You're right that Y11 is not the ideal time to be starting home ed, but at the same time, you don't have the option of choosing to go back in time and do it a few years earlier. The question now is, what is the least bad option?
I would say it really depends how bad the effect is which school is having on your daughter's mental health. Mental health trumps everything. Education is important, but it's never too late to get a good education. It's true that GCSEs are easier to get via school, this year, if that's an option, but the toll that takes on your daughter may be too high.
It may be too late already to jump ship and sit exams as a private candidate. Some GCSEs are not accessible to private candidates, and so home ed kids often do IGCSEs instead. It's a completely equivalent qualification, but the specification is different and in some subjects that means significant extra work. You'd need to find one or more exam centres which take private candidates; not all centres will offer all the subjects you want. Some will be fully booked by now, and the registration deadline for others will have passed.

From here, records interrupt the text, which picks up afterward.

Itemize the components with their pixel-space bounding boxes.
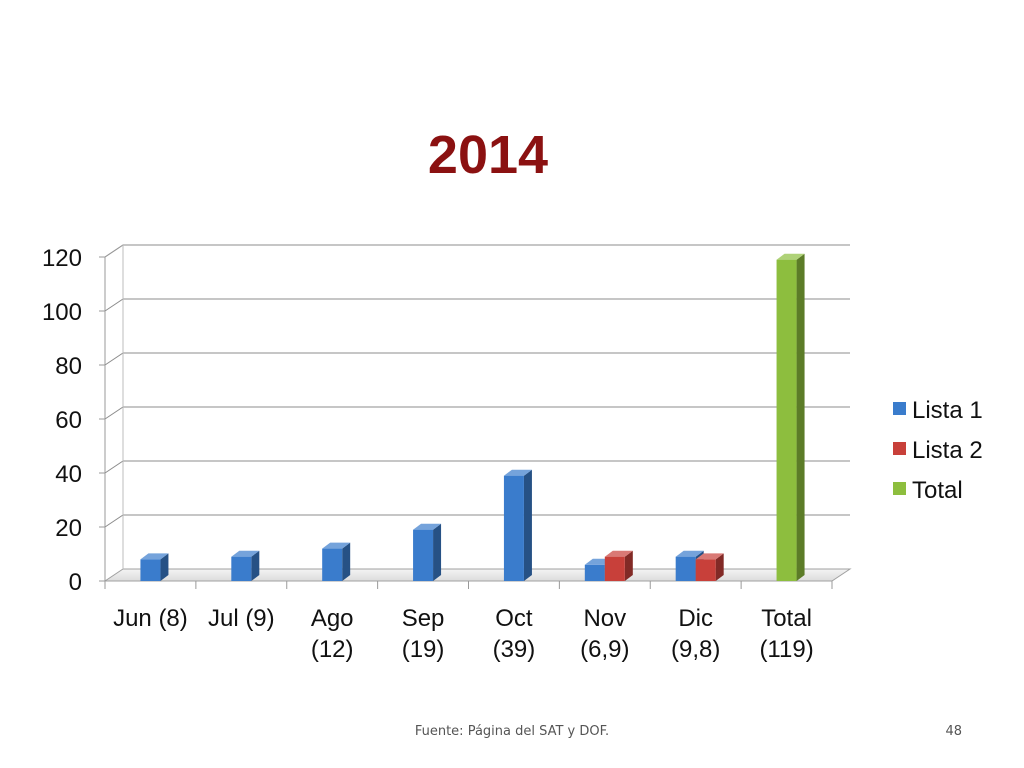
page-number: 48 xyxy=(945,724,962,739)
x-tick-label: (6,9) xyxy=(580,636,629,663)
bar-side xyxy=(251,550,260,581)
bars xyxy=(140,253,805,581)
x-tick-label: Total xyxy=(761,605,812,632)
bar-side xyxy=(160,553,169,581)
bar-side xyxy=(433,523,442,581)
x-tick-label: Nov xyxy=(583,605,626,632)
axes xyxy=(99,244,833,589)
bar-top xyxy=(776,253,805,260)
bar-top xyxy=(231,550,260,557)
x-tick-label: (12) xyxy=(311,636,354,663)
y-tick-label: 80 xyxy=(55,353,82,380)
bar-top xyxy=(695,553,724,560)
y-tick-label: 20 xyxy=(55,515,82,542)
legend-swatch xyxy=(893,442,906,455)
x-tick-label: Dic xyxy=(678,605,713,632)
bar-side xyxy=(624,550,633,581)
bar xyxy=(140,559,161,581)
bar xyxy=(584,564,605,581)
y-tick-label: 40 xyxy=(55,461,82,488)
bar-side xyxy=(715,553,724,581)
bar xyxy=(503,475,524,581)
x-tick-label: (119) xyxy=(759,636,813,663)
bar xyxy=(604,556,625,581)
legend-label: Total xyxy=(912,477,963,504)
bar-side xyxy=(523,469,532,581)
bar xyxy=(322,548,343,581)
legend-swatch xyxy=(893,402,906,415)
bar-top xyxy=(413,523,442,530)
x-tick-label: (19) xyxy=(402,636,445,663)
y-tick-label: 60 xyxy=(55,407,82,434)
bar xyxy=(413,529,434,581)
y-tick-label: 120 xyxy=(42,245,82,272)
x-tick-labels: Jun (8) Jul (9) Ago (12) Sep (19) Oct (39) Nov (6… xyxy=(113,605,814,663)
legend-label: Lista 1 xyxy=(912,397,983,424)
y-axis-top xyxy=(104,244,124,258)
y-tick-label: 0 xyxy=(69,569,82,596)
bar xyxy=(695,559,716,581)
x-tick-label: (39) xyxy=(493,636,536,663)
x-tick-label: Sep xyxy=(402,605,445,632)
legend-label: Lista 2 xyxy=(912,437,983,464)
bar-top xyxy=(675,550,704,557)
bar xyxy=(776,259,797,581)
x-tick-label: Ago xyxy=(311,605,354,632)
bar-side xyxy=(342,542,351,581)
gridlines xyxy=(103,244,852,582)
chart-floor xyxy=(103,568,852,582)
x-tick-label: Jun (8) xyxy=(113,605,188,632)
chart-title: 2014 xyxy=(427,125,549,185)
x-tick-label: Oct xyxy=(495,605,533,632)
x-tick-label: Jul (9) xyxy=(208,605,275,632)
legend: Lista 1 Lista 2 Total xyxy=(893,397,983,504)
y-tick-label: 100 xyxy=(42,299,82,326)
bar-top xyxy=(322,542,351,549)
bar-top xyxy=(140,553,169,560)
legend-swatch xyxy=(893,482,906,495)
bar-top xyxy=(503,469,532,476)
bar xyxy=(231,556,252,581)
y-tick-labels: 0 20 40 60 80 100 120 xyxy=(42,245,82,596)
footer-source: Fuente: Página del SAT y DOF. xyxy=(414,724,610,739)
bar-side xyxy=(796,253,805,581)
bar xyxy=(675,556,696,581)
x-tick-label: (9,8) xyxy=(671,636,720,663)
bar-top xyxy=(604,550,633,557)
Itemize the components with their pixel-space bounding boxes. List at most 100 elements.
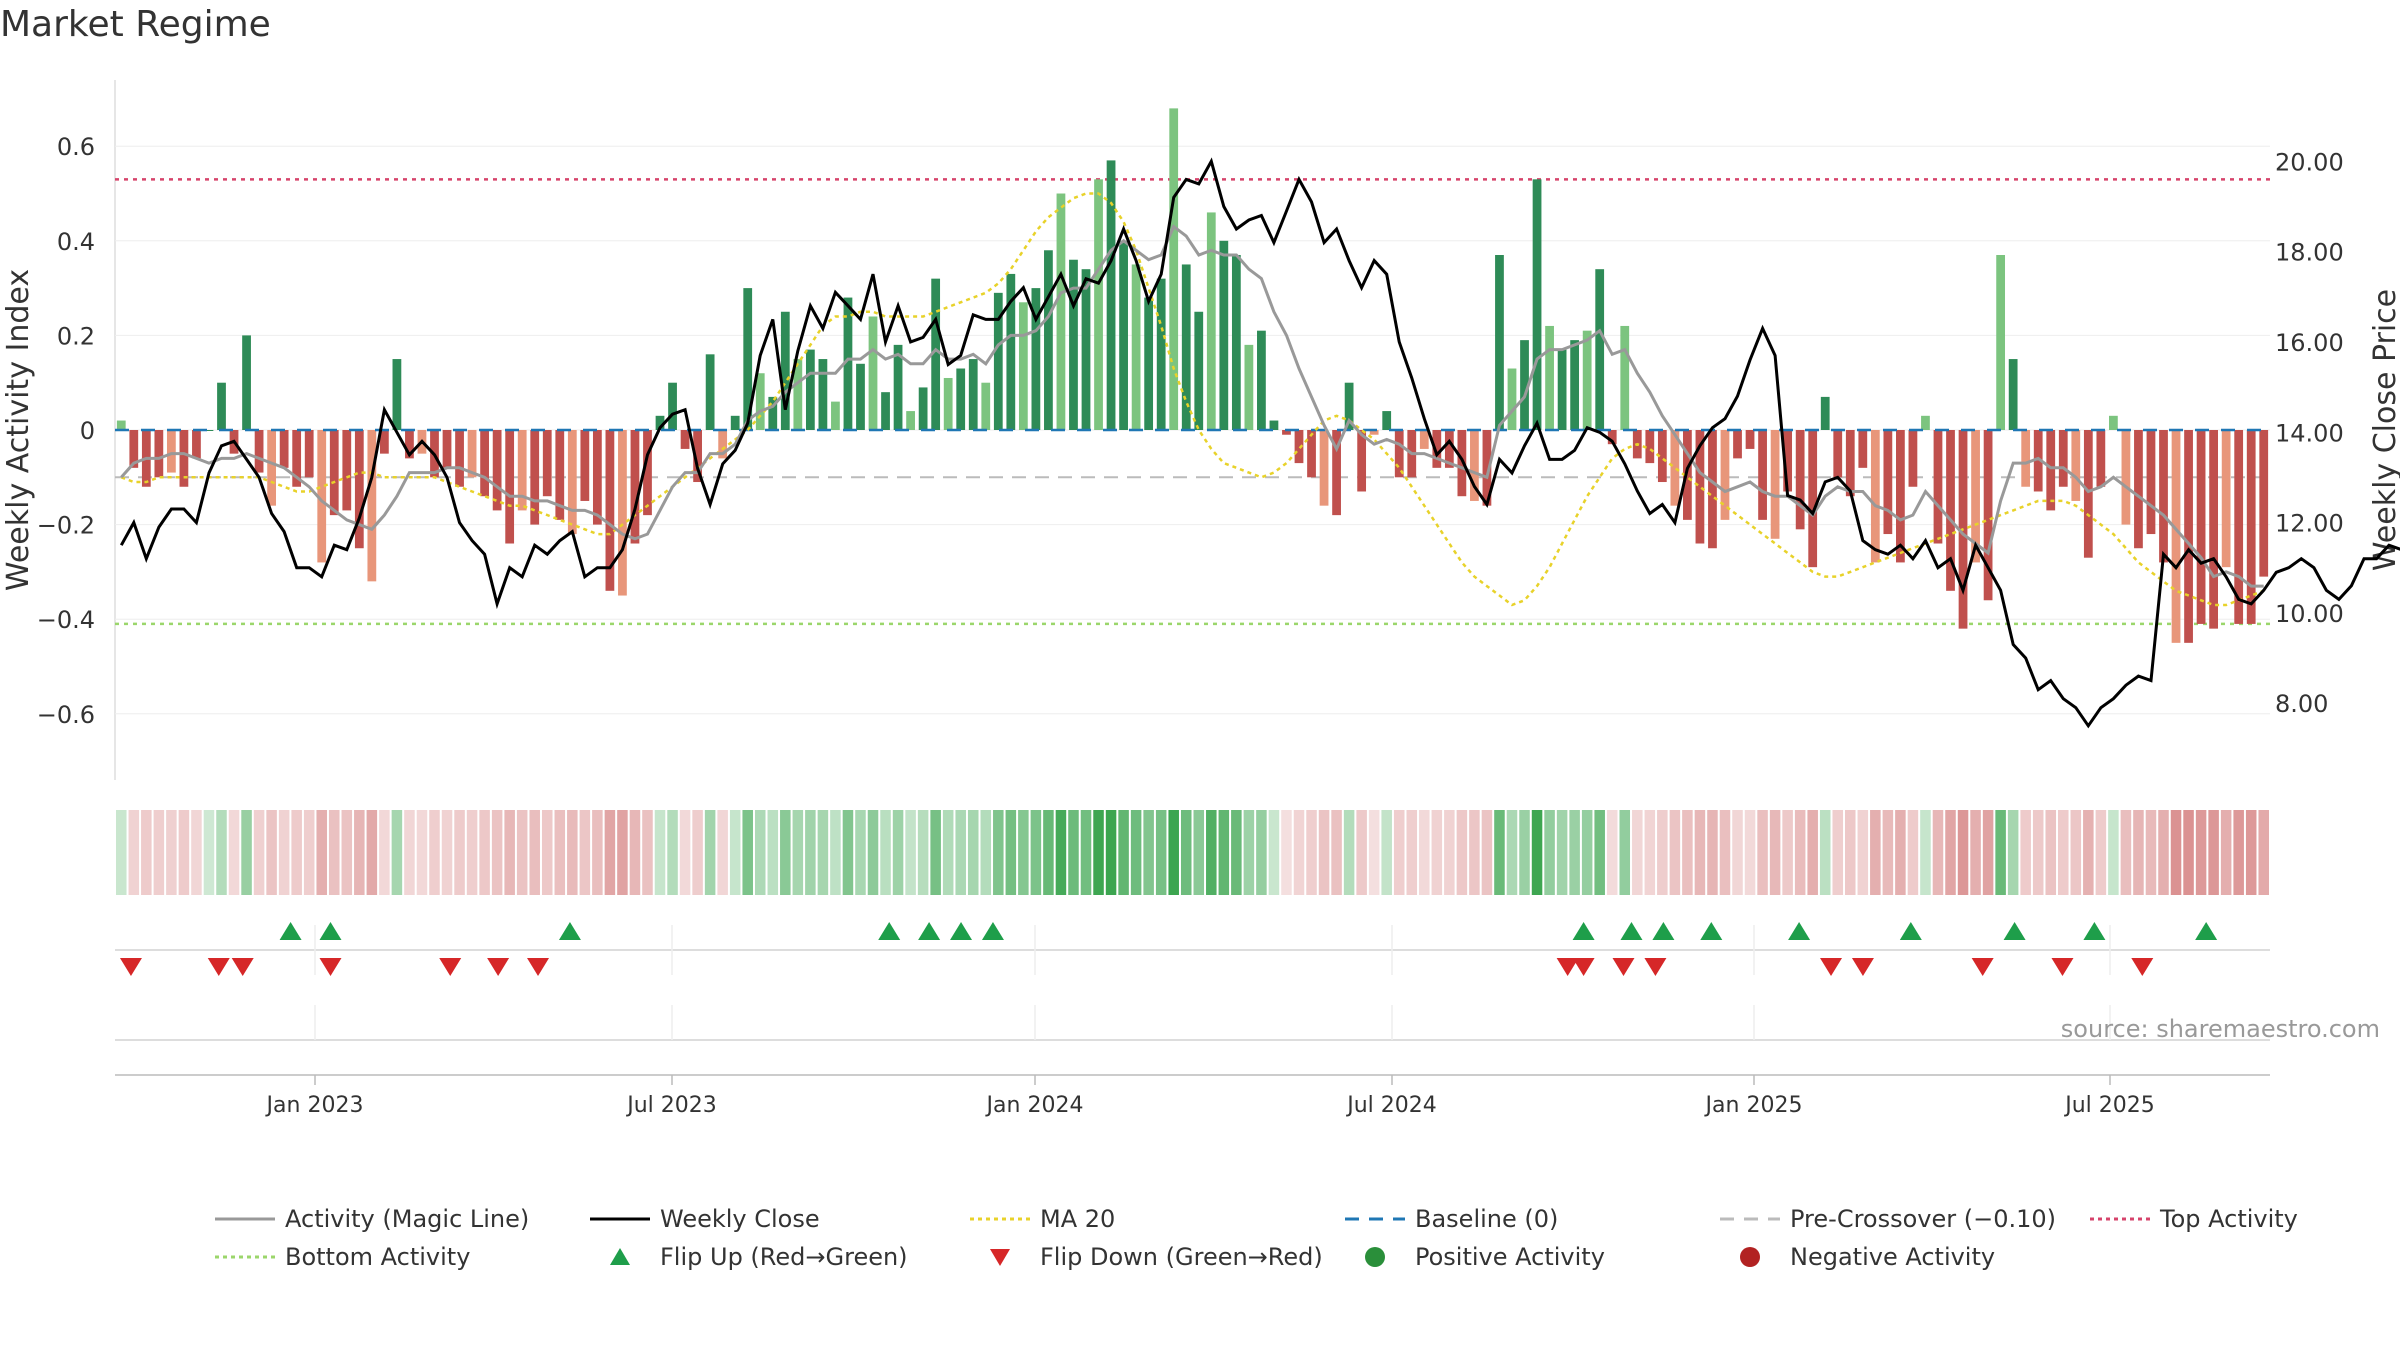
y-left-tick-label: −0.2 xyxy=(37,512,95,540)
activity-bar xyxy=(1257,330,1266,430)
activity-bar xyxy=(730,415,740,430)
regime-strip-cell xyxy=(993,810,1004,895)
regime-strip-cell xyxy=(1168,810,1179,895)
flip-down-marker xyxy=(2131,958,2154,976)
activity-bar xyxy=(1996,255,2006,430)
flip-up-marker xyxy=(2003,922,2026,940)
activity-bar xyxy=(1908,430,1918,487)
regime-strip-cell xyxy=(2258,810,2269,895)
regime-strip-cell xyxy=(354,810,365,895)
flip-up-marker xyxy=(981,922,1004,940)
regime-strip-cell xyxy=(1920,810,1931,895)
activity-bar xyxy=(292,430,302,487)
regime-strip-cell xyxy=(1368,810,1380,895)
activity-bar xyxy=(1858,430,1868,468)
y-right-tick-label: 14.00 xyxy=(2275,419,2344,447)
activity-bar xyxy=(1006,273,1016,430)
activity-bar xyxy=(1582,330,1592,430)
flip-down-marker xyxy=(231,958,254,976)
flip-up-marker xyxy=(279,922,302,940)
regime-strip-cell xyxy=(1306,810,1317,895)
regime-strip-cell xyxy=(1318,810,1330,895)
activity-bar xyxy=(242,335,251,430)
flip-down-marker xyxy=(1644,958,1667,976)
regime-strip-cell xyxy=(1356,810,1367,895)
activity-bar xyxy=(2209,430,2219,629)
legend-swatch xyxy=(990,1249,1010,1266)
activity-bar xyxy=(116,420,126,430)
regime-strip-cell xyxy=(2070,810,2082,895)
activity-bar xyxy=(192,430,201,459)
legend-swatch xyxy=(2090,1217,2150,1221)
legend-swatch xyxy=(1345,1217,1405,1221)
activity-bar xyxy=(1933,430,1943,544)
regime-strip-cell xyxy=(592,810,603,895)
regime-strip-cell xyxy=(1030,810,1042,895)
regime-strip-cell xyxy=(366,810,378,895)
regime-strip-cell xyxy=(491,810,503,895)
regime-strip-cell xyxy=(516,810,528,895)
activity-bar xyxy=(1482,430,1492,506)
regime-strip-cell xyxy=(817,810,829,895)
activity-bar xyxy=(2171,430,2181,643)
regime-strip-cell xyxy=(203,810,215,895)
flip-up-marker xyxy=(950,922,973,940)
activity-bar xyxy=(1657,430,1667,483)
regime-strip-cell xyxy=(1870,810,1881,895)
regime-strip-cell xyxy=(541,810,553,895)
activity-bar xyxy=(1394,430,1404,478)
activity-bar xyxy=(1044,250,1053,430)
legend-item: Weekly Close xyxy=(590,1205,820,1233)
activity-bar xyxy=(405,430,414,459)
y-left-tick-label: −0.4 xyxy=(37,606,95,634)
regime-strip-cell xyxy=(1193,810,1205,895)
regime-strip-cell xyxy=(1456,810,1468,895)
legend-label: Activity (Magic Line) xyxy=(285,1205,530,1233)
activity-bar xyxy=(1081,269,1091,430)
activity-bar xyxy=(1219,240,1229,430)
regime-strip-cell xyxy=(1569,810,1580,895)
chart-title: Market Regime xyxy=(0,4,271,45)
regime-strip-cell xyxy=(1719,810,1731,895)
legend-label: Bottom Activity xyxy=(285,1243,471,1271)
activity-bar xyxy=(981,382,991,430)
activity-bar xyxy=(755,373,765,430)
regime-strip-cell xyxy=(1268,810,1280,895)
regime-strip-cell xyxy=(579,810,591,895)
flip-up-marker xyxy=(1620,922,1643,940)
regime-strip-cell xyxy=(1895,810,1906,895)
regime-strip-cell xyxy=(567,810,578,895)
activity-bar xyxy=(1783,430,1793,492)
activity-bar xyxy=(1332,430,1341,516)
activity-bar xyxy=(1369,430,1379,435)
regime-strip-cell xyxy=(792,810,804,895)
legend-label: MA 20 xyxy=(1040,1205,1116,1233)
regime-strip-cell xyxy=(1506,810,1518,895)
activity-bar xyxy=(455,430,464,487)
legend-item: Flip Down (Green→Red) xyxy=(970,1243,1323,1271)
magic-line xyxy=(120,224,2264,588)
regime-strip-cell xyxy=(1343,810,1355,895)
flip-down-marker xyxy=(439,958,462,976)
regime-strip-cell xyxy=(429,810,440,895)
activity-bar xyxy=(1833,430,1843,478)
regime-strip-cell xyxy=(1769,810,1781,895)
activity-bar xyxy=(179,430,189,487)
regime-strip-cell xyxy=(742,810,753,895)
regime-strip-cell xyxy=(604,810,616,895)
regime-strip-cell xyxy=(2133,810,2144,895)
regime-strip-cell xyxy=(1970,810,1981,895)
regime-strip-cell xyxy=(554,810,566,895)
regime-strip-cell xyxy=(2183,810,2194,895)
activity-bar xyxy=(1921,415,1930,430)
regime-strip-cell xyxy=(629,810,641,895)
regime-strip-cell xyxy=(303,810,315,895)
activity-bar xyxy=(956,368,966,430)
regime-strip-cell xyxy=(1857,810,1869,895)
regime-strip-cell xyxy=(2083,810,2094,895)
regime-strip-cell xyxy=(191,810,202,895)
regime-strip-cell xyxy=(2095,810,2107,895)
regime-strip-cell xyxy=(379,810,390,895)
regime-strip-cell xyxy=(805,810,816,895)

If school is intolerable, it may be worth taking your daughter out and then stopping to take a breath while she recovers, and she takes stock of her overall situation. Exams at 16 are not compulsory. Schools act as if they were, because there's a lot of pressure on schools to push kids through as many exams as possible by that age in order to "prove" the school has educated its children well. But outside the school system, it's a different picture. You can do exams at any age. You can do as many or as few as you want. You can spread them over several years to reduce stress. You can wait until after 16 and do some GCSEs at college for free. All colleges will have some catch-up options, though they won't offer the same range of subjects that schools do.
Most home ed kids who have the capacity for GCSEs do at least a handful at some stage. Some don't. My eldest did one GCSE at 19 and another at 20 and is now doing very well at uni in an arts subject.
So your daughter could leave school now and focus her learning on something other than achieving a set of exam results in the next six months. That is perfectly legal. What does she love doing, academic or otherwise? What makes her come alive? That is often the key to restoring mental health.